With an easy-to-use computational interface, new strategies can be tested virtually (i.e. in the model) to assess their potential impact and either pursued more carefully or rejected. Eventually we hope that the modeling framework will be seen as so successful as to be used to test new treatment strategies in vivo, with fewer real test patients and on a shortened time scale than a standard clinical trial since each patient can serve as his/her own control.

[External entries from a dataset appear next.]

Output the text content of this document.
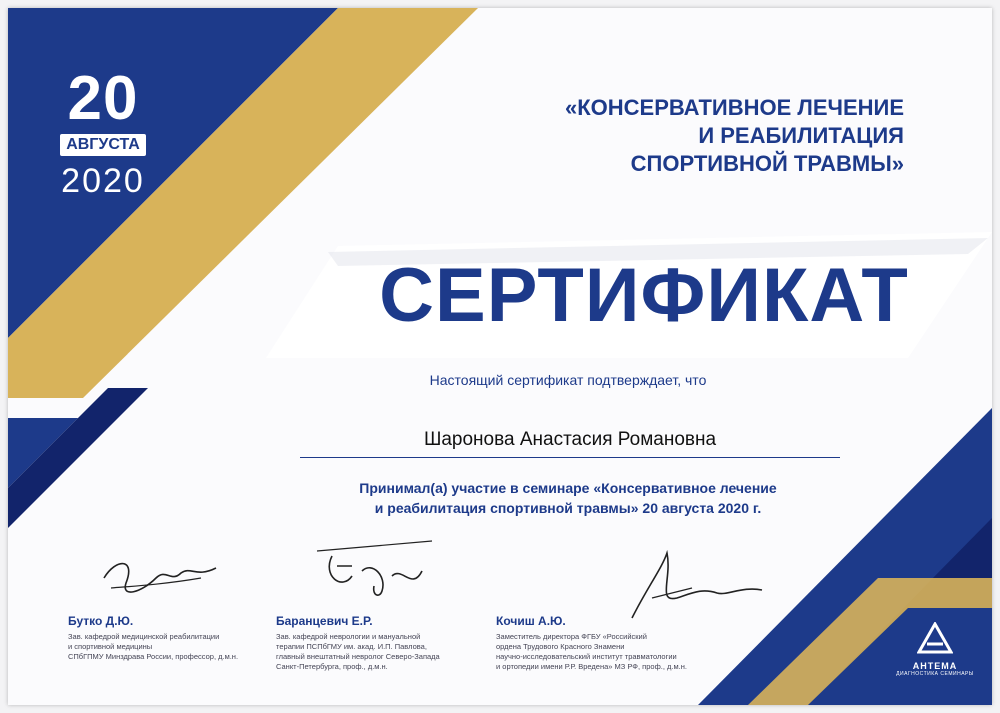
20
АВГУСТА
2020
«КОНСЕРВАТИВНОЕ ЛЕЧЕНИЕ
И РЕАБИЛИТАЦИЯ
СПОРТИВНОЙ ТРАВМЫ»
СЕРТИФИКАТ
Настоящий сертификат подтверждает, что
Шаронова Анастасия Романовна
Принимал(а) участие в семинаре «Консервативное лечение
и реабилитация спортивной травмы» 20 августа 2020 г.
Бутко Д.Ю.
Зав. кафедрой медицинской реабилитации
и спортивной медицины
СПбГПМУ Минздрава России, профессор, д.м.н.
Баранцевич Е.Р.
Зав. кафедрой неврологии и мануальной
терапии ПСПбГМУ им. акад. И.П. Павлова,
главный внештатный невролог Северо-Запада
Санкт-Петербурга, проф., д.м.н.
Кочиш А.Ю.
Заместитель директора ФГБУ «Российский
ордена Трудового Красного Знамени
научно-исследовательский институт травматологии
и ортопедии имени Р.Р. Вредена» МЗ РФ, проф., д.м.н.	АНТЕМА
ДИАГНОСТИКА СЕМИНАРЫ
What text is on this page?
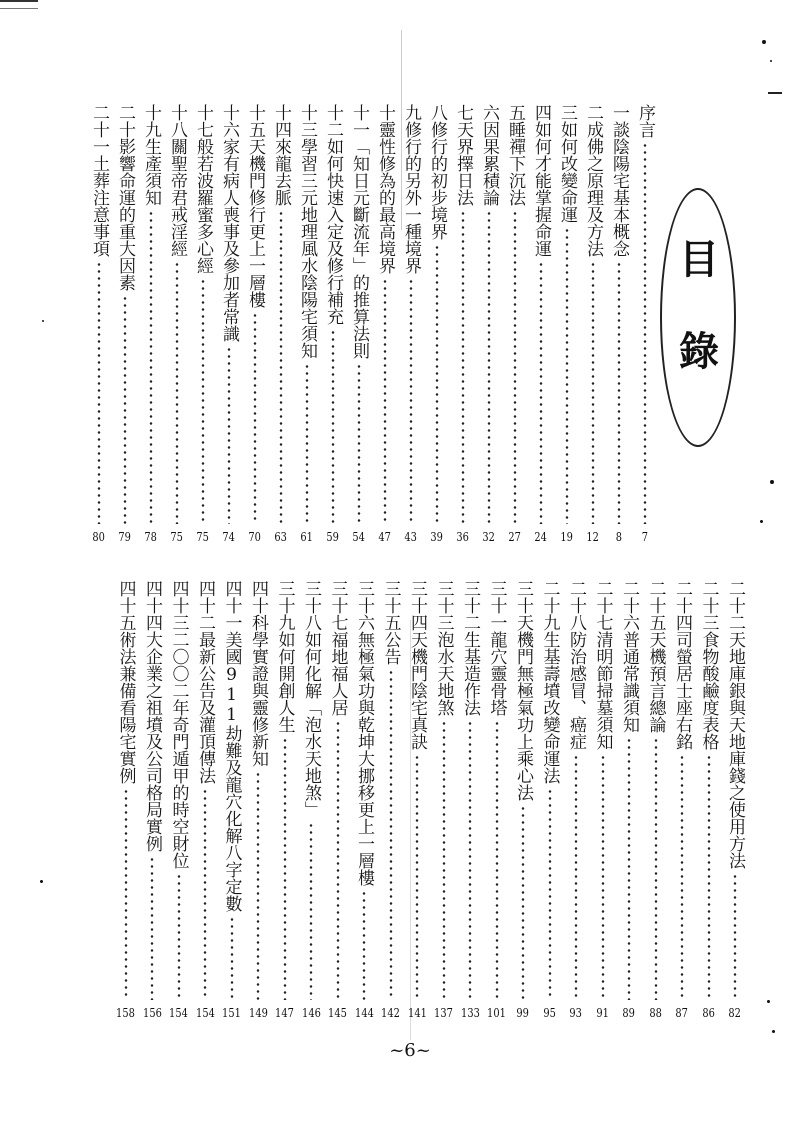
目
錄
序言
7
一談陰陽宅基本概念
8
二成佛之原理及方法
12
三如何改變命運
19
四如何才能掌握命運
24
五睡禪下沉法
27
六因果累積論
32
七天界擇日法
36
八修行的初步境界
39
九修行的另外一種境界
43
十靈性修為的最高境界
47
十一「知日元斷流年」的推算法則
54
十二如何快速入定及修行補充
59
十三學習三元地理風水陰陽宅須知
61
十四來龍去脈
63
十五天機門修行更上一層樓
70
十六家有病人喪事及參加者常識
74
十七般若波羅蜜多心經
75
十八關聖帝君戒淫經
75
十九生產須知
78
二十影響命運的重大因素
79
二十一土葬注意事項
80
二十二天地庫銀與天地庫錢之使用方法
82
二十三食物酸鹼度表格
86
二十四司螢居士座右銘
87
二十五天機預言總論
88
二十六普通常識須知
89
二十七清明節掃墓須知
91
二十八防治感冒、癌症
93
二十九生基壽墳改變命運法
95
三十天機門無極氣功上乘心法
99
三十一龍穴靈骨塔
101
三十二生基造作法
133
三十三泡水天地煞
137
三十四天機門陰宅真訣
141
三十五公告
142
三十六無極氣功與乾坤大挪移更上一層樓
144
三十七福地福人居
145
三十八如何化解「泡水天地煞」
146
三十九如何開創人生
147
四十科學實證與靈修新知
149
四十一美國911劫難及龍穴化解八字定數
151
四十二最新公告及灌頂傳法
154
四十三二〇〇二年奇門遁甲的時空財位
154
四十四大企業之祖墳及公司格局實例
156
四十五術法兼備看陽宅實例
158
~6~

We believe that this model will considerably improve the management of individual patients. Clinicians routinely question the efficacy of a given treatment at any given treatment and, to date, have very few tools for assessing treatment response in real time. Under the current treatment paradigm, glioma patients are considered to have failed a new treatment protocol if their imaging abnormality (T1gad for enhancing gliomas) has increased by at least 25%. In many GBM patients, this could translate to 3 months of practically untreated growth when an ineffective therapy is being administered. As new experimental therapies (radio and chemo) are introduced, an early and robust measure of effect is necessary in individual patients. These problems are compounded for those therapies that target molecular changes that only a subset of tumors will have and others not have, since tissue sampling may not be available in all.
Our mathematical model provides a means to enhance the interpretation of current imaging techniques using existing standard sequences (T1Gd and T2) without the necessity of developing new acquisition sequences. Although new imaging techniques are being developed continuously and can be incorporated into our model, it seems highly unlikely that any technique will reach to the level of the single invading cell in practice. It is for this reason that we feel mathematical modeling has a significant place in the analysis of present and future imaging techniques.